И Цыплакова пошла, по дороге заглянула в бар, выпила рюмку ликера, для храбрости.

Носик ее уже ждал. Открыл дверь – суетливый, радостный. Глаза его колко блестели. Номер был так, средней руки, но вполне приличный – с телевизором, холодильником и большой двуспальной кроватью. На столике стояли коньяк, шампанское, лежали коробка конфет и большая связка бананов. Бананы были длинными и напоминали выродившиеся кабачки.

-- Это кормовые, -- заметила Цыплакова, непринужденно плюхаясь в кресло.

-- Не понял, --сказал Носик.

-- Есть бананы для людей, а есть для животных. Это для животных.

-- Да? – удивился Носик.

-- А ты не знал?

Носик посмотрел на банан и почему-то хихикнул. Потом наступила пауза, не напряженная, а самая настоящая пауза, ничем не заполненное пустое временное пространство.

-- Ну! – сказала, наконец, Цыплакова и почему-то так грозно, что Носик как-то невольно поежился.

-- Выпьем? – предложил Носик.

-- Ты выпей, а я не хочу, -- отказалась Цыплакова.

Носик налил себе коньяка и выпил.

-- Хоть шампанского выпей… -- заныл Носик.

-- Не ной, -- сказала Цыплакова, как строгая учительница.

-- Так неинтересно, -- сказал Носик.

-- Очень даже интересно, -- сказала Цыплакова.

Носик налил себе и шампанского, и выпил.

-- Теперь раздевайся! – скомандовала Цыплакова.

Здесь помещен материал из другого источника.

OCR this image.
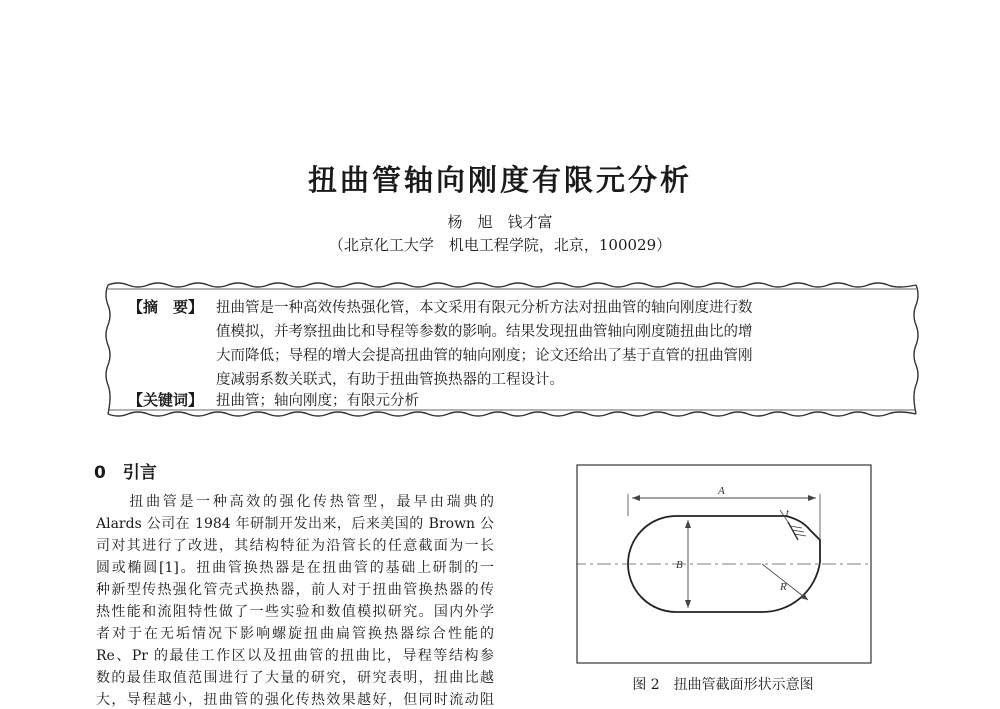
扭曲管轴向刚度有限元分析
杨　旭　钱才富
（北京化工大学　机电工程学院，北京，100029）
【摘　要】 扭曲管是一种高效传热强化管，本文采用有限元分析方法对扭曲管的轴向刚度进行数
值模拟，并考察扭曲比和导程等参数的影响。结果发现扭曲管轴向刚度随扭曲比的增
大而降低；导程的增大会提高扭曲管的轴向刚度；论文还给出了基于直管的扭曲管刚
度减弱系数关联式，有助于扭曲管换热器的工程设计。
【关键词】 扭曲管；轴向刚度；有限元分析
0　引言
　　扭曲管是一种高效的强化传热管型，最早由瑞典的
Alards 公司在 1984 年研制开发出来，后来美国的 Brown 公
司对其进行了改进，其结构特征为沿管长的任意截面为一长
圆或椭圆[1]。扭曲管换热器是在扭曲管的基础上研制的一
种新型传热强化管壳式换热器，前人对于扭曲管换热器的传
热性能和流阻特性做了一些实验和数值模拟研究。国内外学
者对于在无垢情况下影响螺旋扭曲扁管换热器综合性能的
Re、Pr 的最佳工作区以及扭曲管的扭曲比，导程等结构参
数的最佳取值范围进行了大量的研究，研究表明，扭曲比越
大，导程越小，扭曲管的强化传热效果越好，但同时流动阻
A
B
t
R
图 2　扭曲管截面形状示意图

-- Что? – не врубился Носик.

-- Раздевайся! Что тут не понятного?

-- А ты?

-- Я потом…

Носик, путаясь в одежде и даже стесняясь, стал послушно раздеваться. В окно бил неумолимо ясный вечерний свет западной стороны. Цыплакова смотрела на него прямо, безжалостно, не отрываясь. Вот Носик остался в одних трусах – узкий, угловатый. Бледный-бледный, чуть с синевой. Только нос отливал розовым от холода. Разделась и Цыплакова.

-- Ну? – опять грозно сказала Цыплакова.

-- Слушай, -- сказал Носик. – Я так не смогу…

-- Это еще почему?

-- К-какое-то насилие, -- пробормотал Носик.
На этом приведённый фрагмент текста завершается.